Partidos federados agem sozinhos no controle abstrato de constitucionalidade. Essa prática contradiz a ADIn 7.021, quando o STF validou as federações, mas exigiu unidade de ação. A ADIn 7.881, que discute mudanças na lei da ficha limpa, obriga a Corte a resolver essa incoerência antes das eleições de 2026.
Federações no TSE
Há quatro federações registradas no TSE. A Federação Renovação Solidária reúne o PRD - Partido da Renovação Democrática e o Solidariedade (Solidariedade). A Federação Brasil da Esperança é formada pelo PT - Partido dos Trabalhadores, pelo PCdoB - Partido Comunista do Brasil e pelo PV - Partido Verde. A Federação PSDB Cidadania é composta pelo PSDB - Partido da Social Democracia Brasileira e pelo Cidadania (Cidadania). Por fim, a Federação PSOL Rede é integrada pelo PSOL - Partido Socialismo e Liberdade e pela REDE - Rede Sustentabilidade.

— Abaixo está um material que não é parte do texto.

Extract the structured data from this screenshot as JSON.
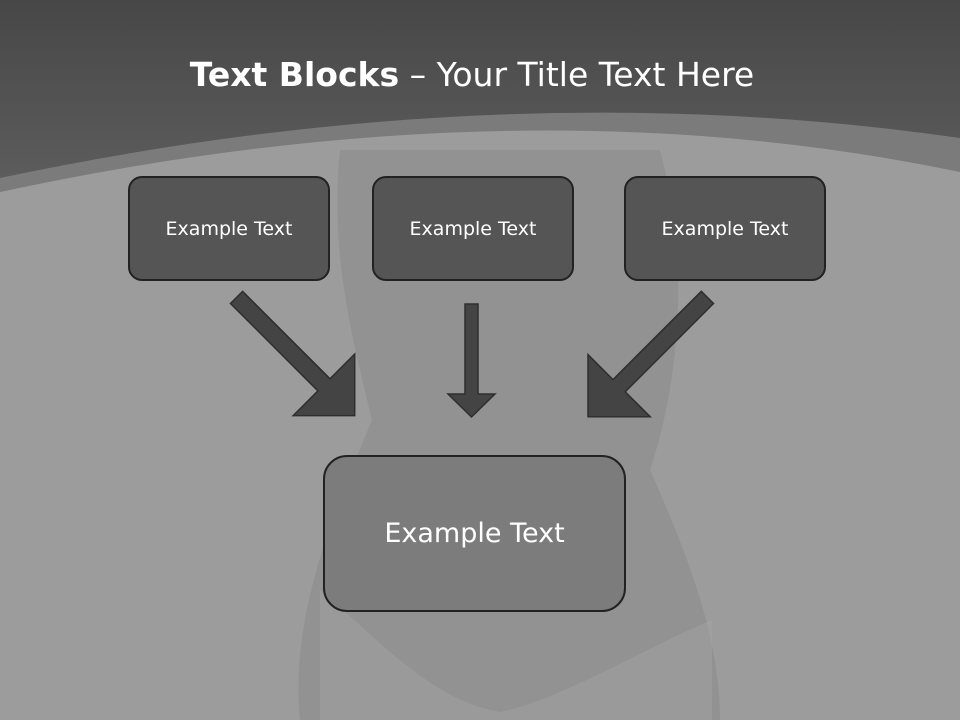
{
  "slide": {
    "title_bold": "Text Blocks",
    "title_dash": "–",
    "title_rest": "Your Title Text Here"
  },
  "boxes": {
    "left": "Example Text",
    "middle": "Example Text",
    "right": "Example Text",
    "bottom": "Example Text"
  },
  "colors": {
    "header_band": "#4f4f4f",
    "small_box": "#555555",
    "large_box": "#7c7c7c",
    "arrow": "#444444",
    "background": "#9a9a9a"
  }
}
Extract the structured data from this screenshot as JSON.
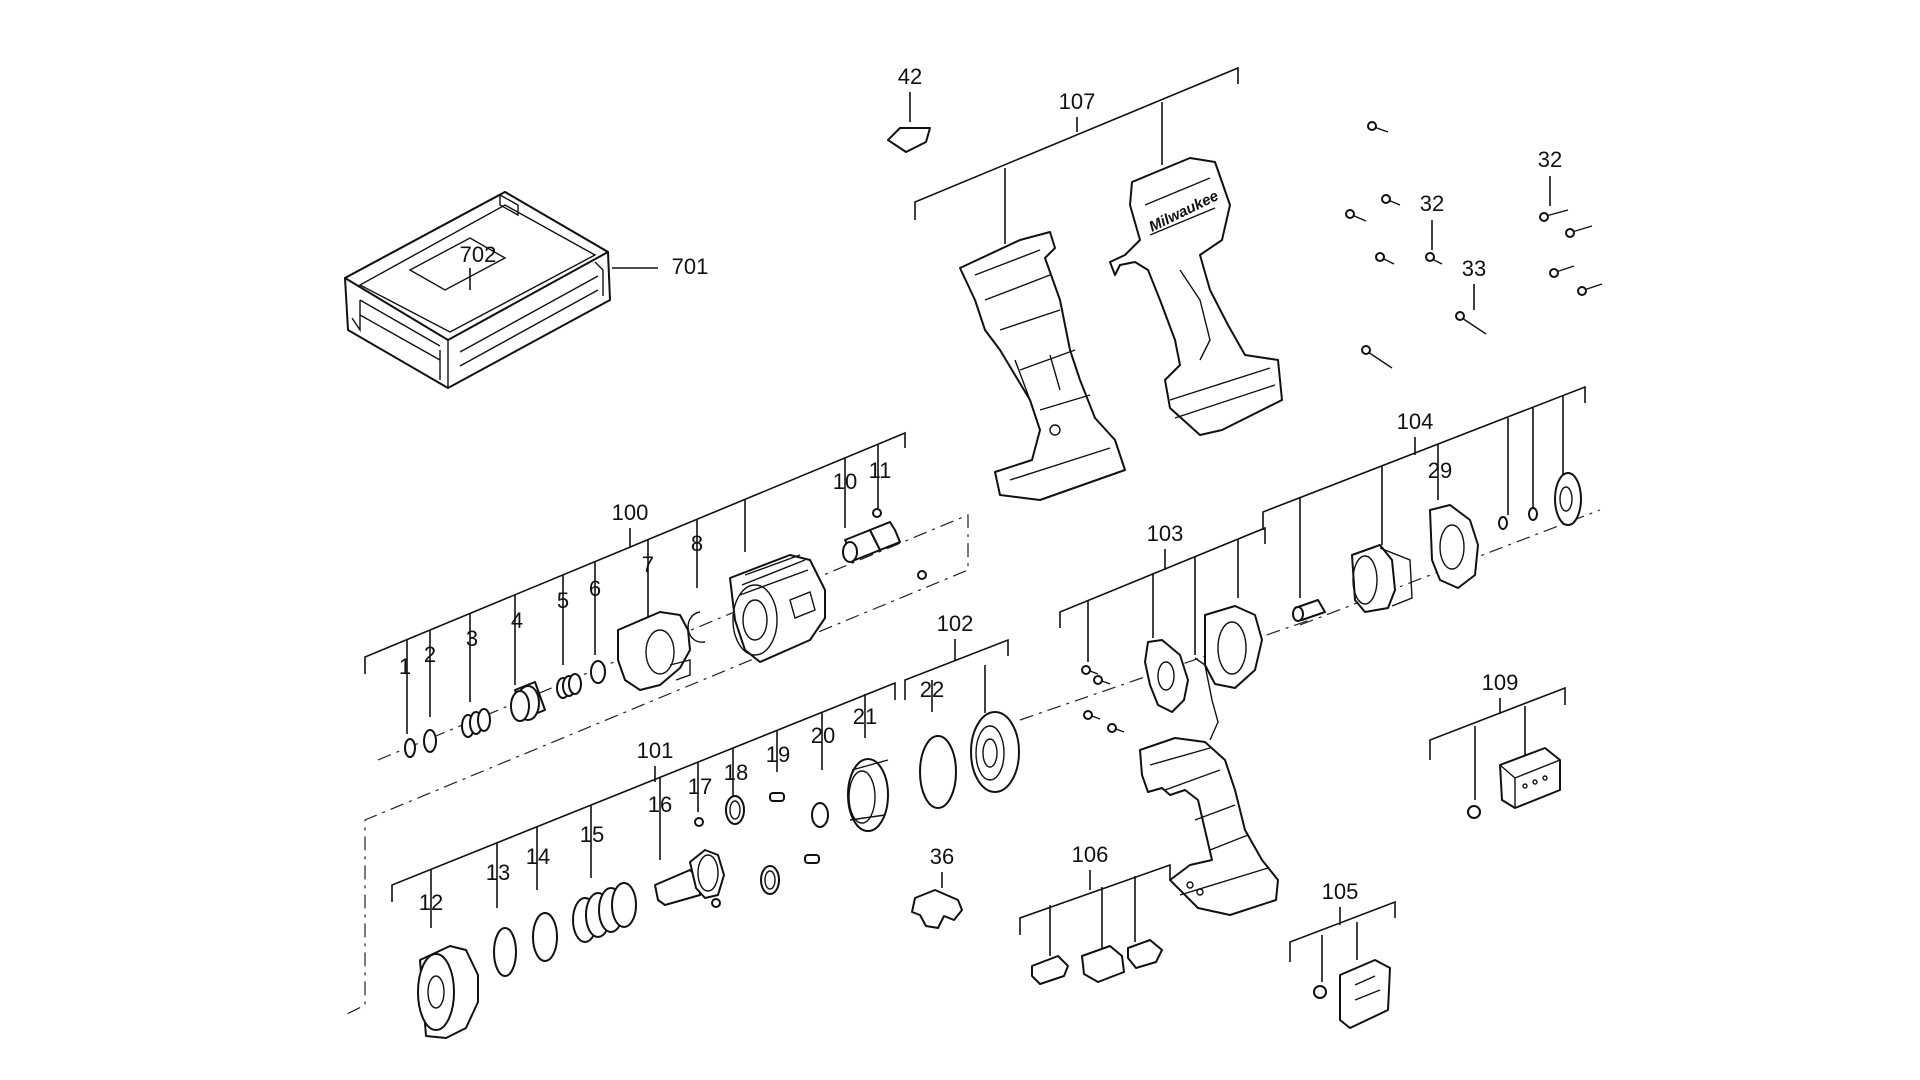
{
  "diagram": {
    "labels": {
      "l1": "1",
      "l2": "2",
      "l3": "3",
      "l4": "4",
      "l5": "5",
      "l6": "6",
      "l7": "7",
      "l8": "8",
      "l10": "10",
      "l11": "11",
      "l12": "12",
      "l13": "13",
      "l14": "14",
      "l15": "15",
      "l16": "16",
      "l17": "17",
      "l18": "18",
      "l19": "19",
      "l20": "20",
      "l21": "21",
      "l22": "22",
      "l29": "29",
      "l32a": "32",
      "l32b": "32",
      "l33": "33",
      "l36": "36",
      "l42": "42",
      "l100": "100",
      "l101": "101",
      "l102": "102",
      "l103": "103",
      "l104": "104",
      "l105": "105",
      "l106": "106",
      "l107": "107",
      "l109": "109",
      "l701": "701",
      "l702": "702"
    },
    "logo": "Milwaukee"
  }
}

A unidade como condição de validade
Na ADIn 7.021, rel. min. Luís Roberto Barroso, julgada em 6/8/2025, acórdão publicado em 11/11/2025, o STF validou as federações partidárias. A Corte, porém, afirmou que a validade depende da atuação unitária dos partidos que as compõem.
O Plenário assentou que a federação deve atuar "como se fosse uma única agremiação partidária". Os partidos assumem o "compromisso com uma atuação parlamentar conjunta nas Casas Legislativas (...), inclusive para fins de composição de bancadas e distribuição proporcional de comissões".
O Tribunal vedou "a atuação autônoma e desvinculada dos partidos integrantes", advertindo que tal conduta "compromete a integridade do instituto e pode caracterizar burla à vedação de coligações proporcionais".
A fragmentação na ADIn 7.780
Na ADIn 7.780, rel. min. Flávio Dino, o PCdoB pediu para ingressar como amicus curiae. O partido integra a Federação Brasil da Esperança, formada com PT e PV. A federação se opôs ao pedido do PCdoB, invocando o precedente da ADIn 7.021.
Em decisão de 4/11/2025, o ministro Flávio Dino deferiu o ingresso. Para o relator, a federação "unifica a atuação das legendas exclusivamente no âmbito eleitoral", preservando "a autonomia de cada partido quanto aos demais aspectos da vida partidária".
O caso da ADIn 7.881
A fragmentação deixou de ser episódica. A REDE ajuizou sozinha diversas ações de controle concentrado, sem a participação do PSOL, seu parceiro de federação, inclusive após o julgamento da ADIn 7.021. São exemplos a ADPF 1.264, a ADPF 1.265, a ADIn 7.880, a ADC 99, a ADPF 1.266, a ADIn 7.881, a ADIn 7.889, a ADIn 7.904, a ADIn 7.908 e a ADIn 7.916.
O PSOL também atua isoladamente, como evidenciam as ações ADPF 1.279, ADIn 7.896, ADIn 7.919 e a ADIn 7.902. Essa última foi ajuizada em conjunto com o PT, que integra a Federação Brasil da Esperança, que reúne PT, PCdoB e PV.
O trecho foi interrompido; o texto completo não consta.